Mentre Felice, anche se a fatica, si è rifatto una vita altrove, Oreste è diventato il boss del quartiere, colui che gestisce la prostituzione e lo spaccio di droga della zona, potente e temuto ma costretto a vivere da solo, guardandosi le spalle. Un criminale spietato e il “nemico numero uno” di don Luigi Rega (interpretato da Francesco Di Leva), parrocco militante ispirato al vero don Antonio Loffredo della Basilica di Santa Maria alla Sanità. «Stai parlando della persona che mette le pistole nelle mani dei ragazzini del quartiere», urla il parrocco in faccia a Felice, dopo aver raccolto la sua confessione (laica perché, in Egitto, si è convertito all’Islam) e la sua dichiarazione di amicizia e lealtà nei confronti del vecchio amico.
«Questa è una storia di amicizia e di amore», ha detto Favino, accolto alla conferenza stampa da un lungo applauso. «Non è stato difficile entrare nel personaggio. Chiunque ricorda il legame con il proprio migliore amico a quell’età. Per Felice, Oreste rappresentava la parte migliore di sé, il ragazzo che avrebbe voluto essere».
Nostalgia è l’ennesimo film italiano ambientato a Napoli, città che, negli ultimissimi tempi, è diventata la nuova capitale del cinema nostrano, tra serie Tv e film a cominciare da La mano di Dio di Paolo Sorrentino.

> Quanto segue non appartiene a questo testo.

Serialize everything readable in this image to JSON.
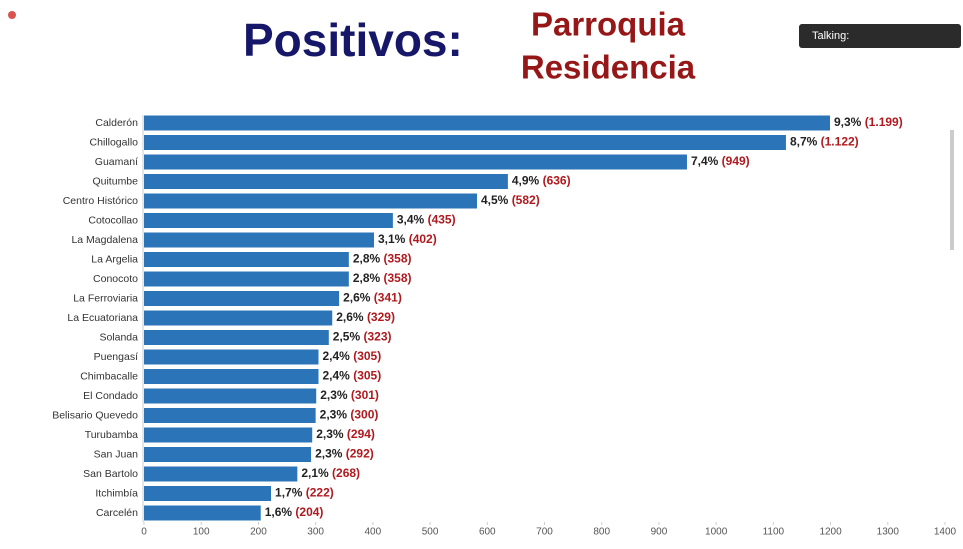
{
  "chart_data": {
    "type": "barh",
    "title": "Positivos:",
    "subtitle": [
      "Parroquia",
      "Residencia"
    ],
    "status": "Talking:",
    "categories": [
      "Calderón",
      "Chillogallo",
      "Guamaní",
      "Quitumbe",
      "Centro Histórico",
      "Cotocollao",
      "La Magdalena",
      "La Argelia",
      "Conocoto",
      "La Ferroviaria",
      "La Ecuatoriana",
      "Solanda",
      "Puengasí",
      "Chimbacalle",
      "El Condado",
      "Belisario Quevedo",
      "Turubamba",
      "San Juan",
      "San Bartolo",
      "Itchimbía",
      "Carcelén"
    ],
    "values": [
      1199,
      1122,
      949,
      636,
      582,
      435,
      402,
      358,
      358,
      341,
      329,
      323,
      305,
      305,
      301,
      300,
      294,
      292,
      268,
      222,
      204
    ],
    "value_labels": [
      "(1.199)",
      "(1.122)",
      "(949)",
      "(636)",
      "(582)",
      "(435)",
      "(402)",
      "(358)",
      "(358)",
      "(341)",
      "(329)",
      "(323)",
      "(305)",
      "(305)",
      "(301)",
      "(300)",
      "(294)",
      "(292)",
      "(268)",
      "(222)",
      "(204)"
    ],
    "share_labels": [
      "9,3%",
      "8,7%",
      "7,4%",
      "4,9%",
      "4,5%",
      "3,4%",
      "3,1%",
      "2,8%",
      "2,8%",
      "2,6%",
      "2,6%",
      "2,5%",
      "2,4%",
      "2,4%",
      "2,3%",
      "2,3%",
      "2,3%",
      "2,3%",
      "2,1%",
      "1,7%",
      "1,6%"
    ],
    "color": "#2b74b8",
    "xlim": [
      0,
      1400
    ],
    "xticks": [
      0,
      100,
      200,
      300,
      400,
      500,
      600,
      700,
      800,
      900,
      1000,
      1100,
      1200,
      1300,
      1400
    ]
  }
}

Qui, però, il Rione Sanità, con i suoi vicoli sopra e le sue catacombe nel sottosuolo (che il protagonista visita in compagnia di una giovanissima archeologa) trascende lo status di luogo fisico e diventa qualcosa in più di una semplice location. Un archetipo, incarnazione di un labirinto mitologico nel quale, come accade al protagonista, si può perdere la strada e se stessi.